1. There is no CRM Strategy in place

Customer Centric processes have not been defined or implemented. Nobody seems to know what is the strategic reason for implementing the new software system.

2. Users do not accept the system

They are reluctant to change their way of working and not willing to share data. Often they don’t understand the benefits of using the system, for themselves, the organization they work for and for their customers.

3. No role for CRM in the corporate information architecture

The CRM system is not considered to be a part of the overall corporate information infrastructure, neither as a source system for certain data elements.

4. The CRM system does not support operational processes

The system is just meant to manage relation while operational customer focused processes like sales, lead generation, marketing, event management and customer service are not support by the system. How do you then manage a relationship? By looking at the address data all day long?

5. The software implementation is considered to be a technology project

While all focus goes to the technology, nobody thinks about organizational and change management aspects. Training is considered luxury and communication regarded overhead.
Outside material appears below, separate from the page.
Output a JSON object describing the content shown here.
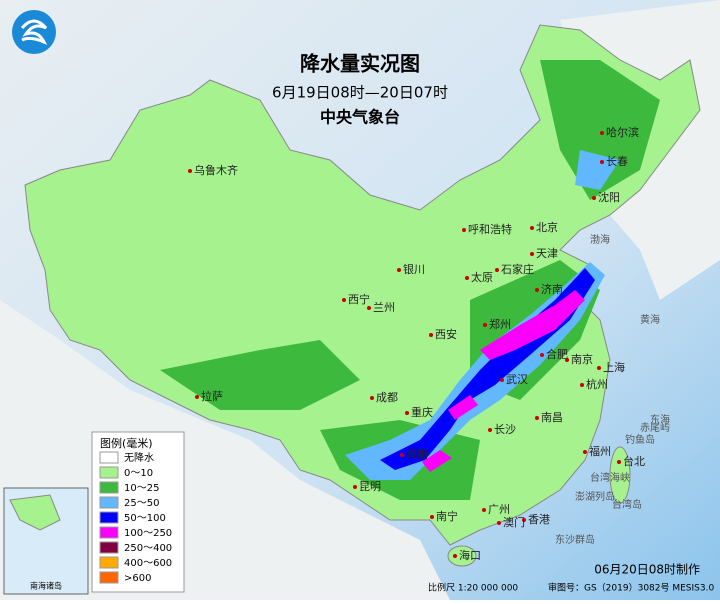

6. Scope creep and over customization

More is not always better. Stick to a limited scope and try and stick to the standard as much as possible.

7. Bad or Duplicate Data

Like a bar is as good as its visitors, a database is as good as the variety of the data it contains. The best ways to keep data up to date is to connect to current on demand services and to make sure responsibilities for keeping the data up to date are clearly appointed.

8. No integrations to other systems

In most cases not all customer data lives in the CRM system. To be able to provide a full 360 degree view on the profile, behavior, and interaction history the customer establishing integrations to other (back-office) systems is crucial.

9. Success is not defined

To avoid keeping on spending money on changes to the system, it is important that measurable success factors are clearly defined prior to the project start.

10. No one is responsible

Not having defined a responsible owner of the CRM system is setting up for failure.